As I read Clifford F. MacEvoy Co. v. United States, 1944, 322 U.S. 102, 64 S.Ct. 890, 88 L.Ed. 1163, it held simply that a materialman is not a “subcontractor” within the meaning of the proviso to 40 U.S.C.A. § 270b, which is very different from the issue presented in this case, viz., whether a subcontractor several times removed, a “sub-sub-subcontractor,” is such a “subcontractor.”

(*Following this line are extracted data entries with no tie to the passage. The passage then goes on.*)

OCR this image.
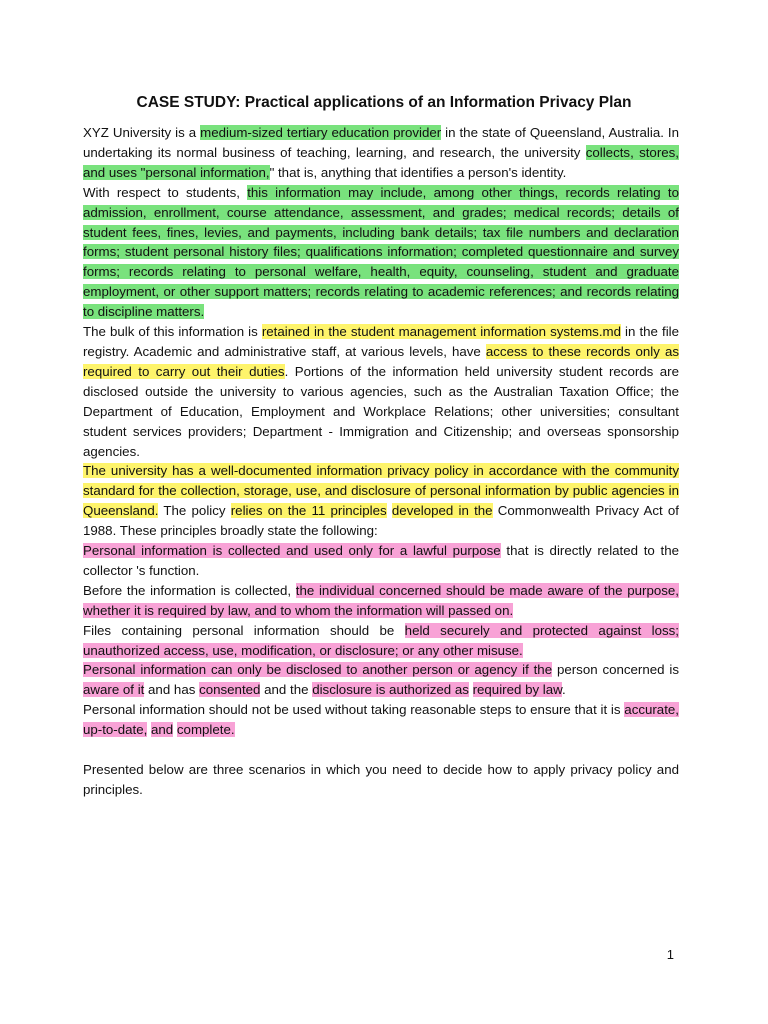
CASE STUDY: Practical applications of an Information Privacy Plan

XYZ University is a medium-sized tertiary education provider in the state of Queensland, Australia. In undertaking its normal business of teaching, learning, and research, the university collects, stores, and uses "personal information," that is, anything that identifies a person's identity.

With respect to students, this information may include, among other things, records relating to admission, enrollment, course attendance, assessment, and grades; medical records; details of student fees, fines, levies, and payments, including bank details; tax file numbers and declaration forms; student personal history files; qualifications information; completed questionnaire and survey forms; records relating to personal welfare, health, equity, counseling, student and graduate employment, or other support matters; records relating to academic references; and records relating to discipline matters.

The bulk of this information is retained in the student management information systems.md in the file registry. Academic and administrative staff, at various levels, have access to these records only as required to carry out their duties. Portions of the information held university student records are disclosed outside the university to various agencies, such as the Australian Taxation Office; the Department of Education, Employment and Workplace Relations; other universities; consultant student services providers; Department - Immigration and Citizenship; and overseas sponsorship agencies.

The university has a well-documented information privacy policy in accordance with the community standard for the collection, storage, use, and disclosure of personal information by public agencies in Queensland. The policy relies on the 11 principles developed in the Commonwealth Privacy Act of 1988. These principles broadly state the following:

Personal information is collected and used only for a lawful purpose that is directly related to the collector 's function.

Before the information is collected, the individual concerned should be made aware of the purpose, whether it is required by law, and to whom the information will passed on.

Files containing personal information should be held securely and protected against loss; unauthorized access, use, modification, or disclosure; or any other misuse.

Personal information can only be disclosed to another person or agency if the person concerned is aware of it and has consented and the disclosure is authorized as required by law.

Personal information should not be used without taking reasonable steps to ensure that it is accurate, up-to-date, and complete.

Presented below are three scenarios in which you need to decide how to apply privacy policy and principles.

1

While I recognize that the dominant purpose of the Miller Act was to ameliorate certain procedural difficulties in the Heard Act and to permit a more prompt recovery under the payment bond, the legislative history cited in the following part of the MacEvoy opinion compels me to concur with the judgment of affirmance in this case:
“The proviso of Section 2(a), which had no counterpart in the Heard Act, makes clear that the right to bring suit on a payment bond is limited to (1) those materialmen, laborers and subcontractors who deal directly with the prime contractor and (2) those material-men, laborers and sub-subcontractors who, lacking express or implied contractual relationship with the prime contractor, have direct contractual relationship with a subcontractor and who. give the statutory notice of their claims to the prime contractor. To allow those in more remote relationships to recover on the bond would be contrary to the clear language of the proviso and to the expressed will of the framers of the Act.5 Moreover, it would lead to the absurd result of requiring notice from persons in direct contractual relationship with a subcontractor but not from more remote claimants.
322 U.S. 102, 107-108, 64 S.Ct. 890, 894.
Somewhat reluctantly, I concur.

“5 ‘A sub-subcontractor may avail himself of the protection of the bond by giving written notice to the contractor, but that is as far as the bill goes. It is not felt that more remote relationships ought to come within the purview of the bond.’ H.Rep.No. 1263 (74th Cong., 1st Sess.), p. 3.”